O titular da SEAE, Cláudio Considera, afirmou que a medida permitirá mais agilidade na conclusão das investigações. Segundo Considera, nos Estados Unidos, o acordo possibilitou o aumento da arrecadação de multas de US$ 58 milhões para US$ 1,2 bilhão. O secretário de Direito Econômico, Paulo de Tarso Ramos Ribeiro, explicou que os candidatos que queiram receber os benefícios poderão procurá-lo, mas o governo só irá acolher pedidos com provas.
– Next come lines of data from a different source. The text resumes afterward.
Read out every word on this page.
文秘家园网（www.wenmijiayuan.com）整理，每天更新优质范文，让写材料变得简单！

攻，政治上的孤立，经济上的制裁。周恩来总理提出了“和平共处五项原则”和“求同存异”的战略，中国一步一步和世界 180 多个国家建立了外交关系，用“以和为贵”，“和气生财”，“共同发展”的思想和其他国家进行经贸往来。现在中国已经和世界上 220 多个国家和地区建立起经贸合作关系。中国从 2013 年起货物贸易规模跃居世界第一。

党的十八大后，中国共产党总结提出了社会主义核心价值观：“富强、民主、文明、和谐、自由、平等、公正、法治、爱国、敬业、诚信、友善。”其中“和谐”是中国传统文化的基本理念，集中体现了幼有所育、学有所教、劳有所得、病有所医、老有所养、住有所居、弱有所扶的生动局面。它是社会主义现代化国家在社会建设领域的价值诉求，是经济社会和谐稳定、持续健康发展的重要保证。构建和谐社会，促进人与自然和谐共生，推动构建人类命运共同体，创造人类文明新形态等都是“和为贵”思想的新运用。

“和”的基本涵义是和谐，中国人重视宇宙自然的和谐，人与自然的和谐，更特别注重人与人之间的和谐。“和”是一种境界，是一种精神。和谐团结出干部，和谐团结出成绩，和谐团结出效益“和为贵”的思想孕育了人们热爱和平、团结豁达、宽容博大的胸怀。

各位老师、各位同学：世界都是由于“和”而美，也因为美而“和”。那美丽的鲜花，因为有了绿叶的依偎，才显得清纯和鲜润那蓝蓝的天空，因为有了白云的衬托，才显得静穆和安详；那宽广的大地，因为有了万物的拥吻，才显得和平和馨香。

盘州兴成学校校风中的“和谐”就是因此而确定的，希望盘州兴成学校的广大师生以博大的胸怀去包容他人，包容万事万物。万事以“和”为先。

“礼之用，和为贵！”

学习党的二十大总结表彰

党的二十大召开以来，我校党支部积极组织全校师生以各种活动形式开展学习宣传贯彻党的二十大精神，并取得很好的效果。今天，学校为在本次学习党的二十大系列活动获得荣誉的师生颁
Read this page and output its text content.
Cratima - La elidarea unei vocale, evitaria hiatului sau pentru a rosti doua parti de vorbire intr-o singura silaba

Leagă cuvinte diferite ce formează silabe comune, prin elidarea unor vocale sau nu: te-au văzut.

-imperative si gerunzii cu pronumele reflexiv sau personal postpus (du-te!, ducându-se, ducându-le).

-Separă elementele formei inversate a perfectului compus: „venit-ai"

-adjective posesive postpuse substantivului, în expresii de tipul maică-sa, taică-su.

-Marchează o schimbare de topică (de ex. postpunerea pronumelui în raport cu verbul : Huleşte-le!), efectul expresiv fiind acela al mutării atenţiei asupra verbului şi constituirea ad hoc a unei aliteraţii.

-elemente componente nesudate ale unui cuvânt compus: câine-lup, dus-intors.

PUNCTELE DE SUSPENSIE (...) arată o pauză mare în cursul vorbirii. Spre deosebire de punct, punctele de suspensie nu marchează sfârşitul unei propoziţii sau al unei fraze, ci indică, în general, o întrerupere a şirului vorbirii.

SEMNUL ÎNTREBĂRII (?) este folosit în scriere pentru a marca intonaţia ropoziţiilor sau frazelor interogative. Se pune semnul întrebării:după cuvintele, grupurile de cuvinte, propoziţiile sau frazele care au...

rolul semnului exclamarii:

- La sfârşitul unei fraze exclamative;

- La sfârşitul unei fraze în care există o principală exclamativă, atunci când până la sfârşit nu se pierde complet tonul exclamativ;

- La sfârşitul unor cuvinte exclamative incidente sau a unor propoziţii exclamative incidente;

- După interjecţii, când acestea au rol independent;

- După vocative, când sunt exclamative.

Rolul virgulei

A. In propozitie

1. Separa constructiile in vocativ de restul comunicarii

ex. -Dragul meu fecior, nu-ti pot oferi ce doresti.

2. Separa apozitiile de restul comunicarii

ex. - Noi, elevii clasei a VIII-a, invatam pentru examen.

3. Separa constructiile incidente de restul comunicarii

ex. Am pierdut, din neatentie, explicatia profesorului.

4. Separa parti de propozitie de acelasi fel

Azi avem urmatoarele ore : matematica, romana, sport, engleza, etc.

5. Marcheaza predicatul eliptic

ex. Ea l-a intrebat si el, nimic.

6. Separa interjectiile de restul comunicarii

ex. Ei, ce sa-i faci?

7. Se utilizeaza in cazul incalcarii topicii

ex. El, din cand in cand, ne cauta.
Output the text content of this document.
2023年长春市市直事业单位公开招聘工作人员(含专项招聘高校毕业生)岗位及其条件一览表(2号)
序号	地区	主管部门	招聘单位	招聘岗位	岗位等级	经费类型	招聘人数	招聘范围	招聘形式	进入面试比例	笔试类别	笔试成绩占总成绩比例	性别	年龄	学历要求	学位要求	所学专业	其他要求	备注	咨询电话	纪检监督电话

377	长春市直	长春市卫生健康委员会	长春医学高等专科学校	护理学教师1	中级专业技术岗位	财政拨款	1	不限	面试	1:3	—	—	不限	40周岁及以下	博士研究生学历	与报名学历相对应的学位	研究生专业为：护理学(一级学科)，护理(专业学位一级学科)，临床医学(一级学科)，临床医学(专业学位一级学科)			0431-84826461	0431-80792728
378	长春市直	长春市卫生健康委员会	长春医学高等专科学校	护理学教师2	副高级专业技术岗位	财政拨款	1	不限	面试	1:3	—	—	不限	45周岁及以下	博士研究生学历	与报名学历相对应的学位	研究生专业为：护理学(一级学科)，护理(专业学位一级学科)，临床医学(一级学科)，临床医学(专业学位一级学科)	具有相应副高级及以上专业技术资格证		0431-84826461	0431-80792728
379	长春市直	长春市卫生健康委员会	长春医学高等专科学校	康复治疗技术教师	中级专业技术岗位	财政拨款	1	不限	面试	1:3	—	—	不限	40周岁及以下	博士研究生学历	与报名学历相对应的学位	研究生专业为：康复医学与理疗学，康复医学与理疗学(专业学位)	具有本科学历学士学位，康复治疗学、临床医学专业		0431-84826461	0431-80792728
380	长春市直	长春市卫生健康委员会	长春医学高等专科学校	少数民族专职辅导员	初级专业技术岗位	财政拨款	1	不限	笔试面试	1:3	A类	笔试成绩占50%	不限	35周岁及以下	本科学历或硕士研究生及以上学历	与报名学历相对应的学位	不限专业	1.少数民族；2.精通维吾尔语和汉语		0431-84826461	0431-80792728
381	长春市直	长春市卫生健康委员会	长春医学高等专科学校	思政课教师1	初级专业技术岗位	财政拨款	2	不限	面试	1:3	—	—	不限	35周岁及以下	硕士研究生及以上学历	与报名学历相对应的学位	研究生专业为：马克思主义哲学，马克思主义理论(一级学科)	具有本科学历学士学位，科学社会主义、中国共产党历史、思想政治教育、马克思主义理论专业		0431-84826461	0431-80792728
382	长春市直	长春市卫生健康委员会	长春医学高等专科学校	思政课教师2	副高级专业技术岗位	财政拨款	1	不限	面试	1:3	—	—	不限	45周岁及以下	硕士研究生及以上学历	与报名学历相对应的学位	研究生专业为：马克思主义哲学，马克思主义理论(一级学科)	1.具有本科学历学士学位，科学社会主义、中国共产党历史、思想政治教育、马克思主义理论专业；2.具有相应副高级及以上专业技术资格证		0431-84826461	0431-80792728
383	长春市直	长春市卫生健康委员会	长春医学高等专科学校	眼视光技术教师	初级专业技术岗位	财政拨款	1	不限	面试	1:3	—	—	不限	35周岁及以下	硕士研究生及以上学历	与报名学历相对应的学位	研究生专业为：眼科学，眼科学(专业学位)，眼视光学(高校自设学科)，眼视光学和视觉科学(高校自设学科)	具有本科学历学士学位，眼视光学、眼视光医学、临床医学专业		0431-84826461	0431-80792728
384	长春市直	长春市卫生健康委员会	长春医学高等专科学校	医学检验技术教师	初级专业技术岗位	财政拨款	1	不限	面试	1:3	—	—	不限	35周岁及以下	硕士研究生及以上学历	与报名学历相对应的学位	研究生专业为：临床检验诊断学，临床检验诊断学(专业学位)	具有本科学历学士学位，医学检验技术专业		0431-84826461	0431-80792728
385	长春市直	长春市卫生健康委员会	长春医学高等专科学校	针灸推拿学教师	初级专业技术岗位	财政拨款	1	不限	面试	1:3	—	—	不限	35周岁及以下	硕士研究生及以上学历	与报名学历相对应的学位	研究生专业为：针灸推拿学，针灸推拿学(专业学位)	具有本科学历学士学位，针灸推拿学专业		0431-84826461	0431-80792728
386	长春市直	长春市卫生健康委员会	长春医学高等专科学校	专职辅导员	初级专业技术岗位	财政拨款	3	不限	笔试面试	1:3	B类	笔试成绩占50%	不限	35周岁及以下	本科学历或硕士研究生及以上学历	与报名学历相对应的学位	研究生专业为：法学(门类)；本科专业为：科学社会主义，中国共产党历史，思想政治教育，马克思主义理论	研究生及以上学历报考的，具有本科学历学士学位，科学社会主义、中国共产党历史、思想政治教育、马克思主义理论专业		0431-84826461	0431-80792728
Considera ressaltou também que a partir de agora as multinacionais poderão estar envolvidas nos processos de investigação de formação de cartel abertos pelo governo brasileiro. Ou seja, caso uma subsidiária no País seja investigada e o governo necessite de documentos, o braço nacional não poderá alegar que os papéis estão em poder da matriz, no exterior. O diretor do Departamento de Proteção e Defesa Econômica (DPDE), Darwin Corrêa, afirmou que esta desculpa não será aceita.
Corrêa disse que o governo tem 80 processos contra 250 postos de combustíveis acusados de combinação de preços. Segundo ele, estas investigações envolvem os Estados de Minas Gerais, Amazonas, Pernambuco, Santa Catarina, Bahia e o Distrito Federal.